Nasza Loteria SR - pasek na kartach artykułów

ZIELONA GÓRA. Seria niebezpiecznych wydarzeń na przejściach dla pieszych. Policja apeluje o ostrożność [FILM]

Aleksandra Sierżant
Aleksandra Sierżant
Piesi nie czują się bezpiecznie na drogach dwupasmowych. Często bywa tak, że jeden samochód się zatrzymuje, a drugim pasem kierowcy pędzą jak szaleni
Piesi nie czują się bezpiecznie na drogach dwupasmowych. Często bywa tak, że jeden samochód się zatrzymuje, a drugim pasem kierowcy pędzą jak szaleni poscigi.pl
W Zielonej Górze w ciągu czterech dni doszło do serii niebezpiecznych wydarzeń na przejściach dla pieszych. Wszystkie miały miejsce na drogach dwupasmowych. Kiedy jeden kierowca przepuszczał przechodniów, drugim pasem mknął kolejny. Policja apeluje o ostrożność.

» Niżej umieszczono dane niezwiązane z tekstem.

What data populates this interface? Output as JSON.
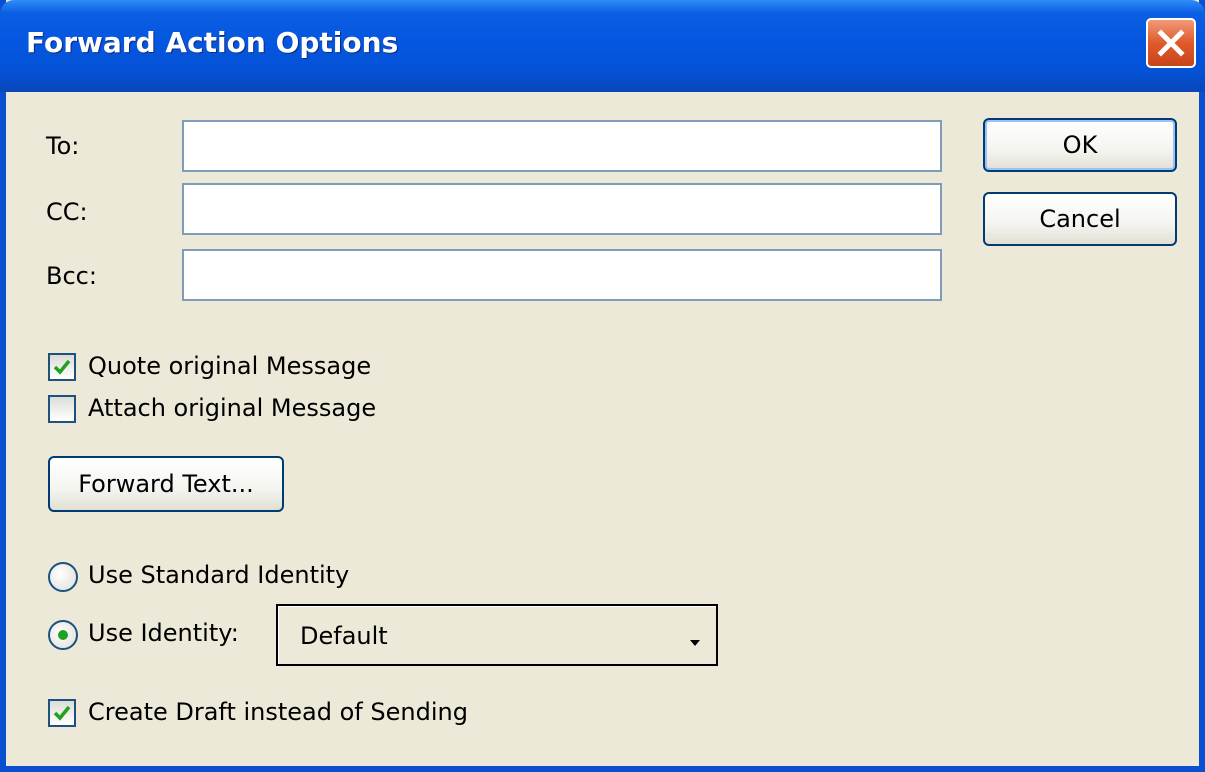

Czytelnicy wysyłają nam filmy z kamer, które mają zamontowane w swoich samochodach. Widać na nich, że piesi nie mogą się czuć bezpiecznie przechodząc przez pasy na zielonogórskich drogach. Do pierwszej niebezpiecznej sytuacji doszło 15 listopada przy ul. Waryńskiego. Autor nagrania jechał prawym pasem. Zatrzymał się przed przejściem dla pieszych na wysokości szpitala, by przepuścić kobietę z psem. Nagle lewym pasem nadjechał rozpędzony samochód. Autor nagrania zatrąbił, ostrzegając pieszą, a ta w ostatniej chwili szarpnęła psa i zatrzymała się, wtedy minęła ją rozpędzona osobówka.

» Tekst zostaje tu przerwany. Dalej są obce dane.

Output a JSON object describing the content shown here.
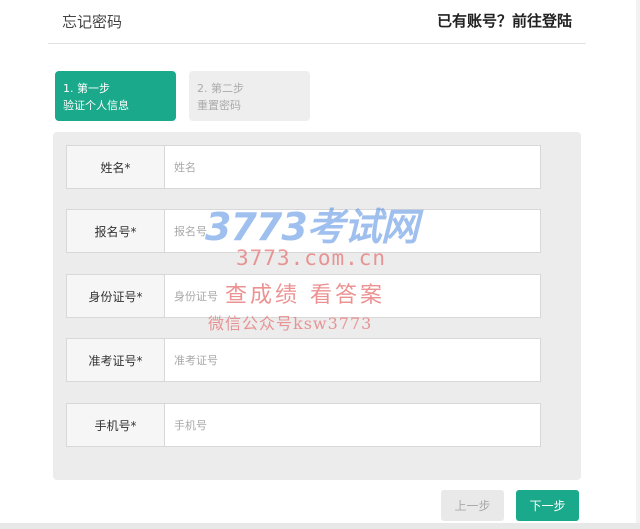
{
  "header": {
    "title": "忘记密码",
    "login_link": "已有账号？前往登陆"
  },
  "steps": [
    {
      "number": "1. 第一步",
      "label": "验证个人信息",
      "state": "active"
    },
    {
      "number": "2. 第二步",
      "label": "重置密码",
      "state": "inactive"
    }
  ],
  "form": {
    "fields": [
      {
        "label": "姓名*",
        "placeholder": "姓名",
        "value": ""
      },
      {
        "label": "报名号*",
        "placeholder": "报名号",
        "value": ""
      },
      {
        "label": "身份证号*",
        "placeholder": "身份证号",
        "value": ""
      },
      {
        "label": "准考证号*",
        "placeholder": "准考证号",
        "value": ""
      },
      {
        "label": "手机号*",
        "placeholder": "手机号",
        "value": ""
      }
    ]
  },
  "buttons": {
    "prev": "上一步",
    "next": "下一步"
  },
  "watermark": {
    "logo": "3773考试网",
    "url": "3773.com.cn",
    "slogan": "查成绩 看答案",
    "wechat": "微信公众号ksw3773"
  },
  "colors": {
    "accent": "#1aa98a",
    "panel_bg": "#ececec"
  }
}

Sytuację widać na tym nagraniu:

Po opublikowaniu materiału zgłosił się do nas kolejny Czytelnik, który również był świadkiem podobnego zajścia na tej samej ulicy. Tym razem przez jezdnię na hulajnodze przejeżdżał chłopiec. Jeden samochód zatrzymał się, aby go przepuścić, drugi przemknął przed nosem chłopcu, który był już na przejściu. Na szczęście dziecko. - Również musiałem użyć klaksonu, aby ostrzec pieszego – pisze do nas Czytelnik.

Według taryfikatora za omijanie pojazdu, który jechał w tym samym kierunku, lecz zatrzymał się w celu ustąpienia pierwszeństwa pieszemu grozi 500 złotych mandatu i 10 punktów karnych.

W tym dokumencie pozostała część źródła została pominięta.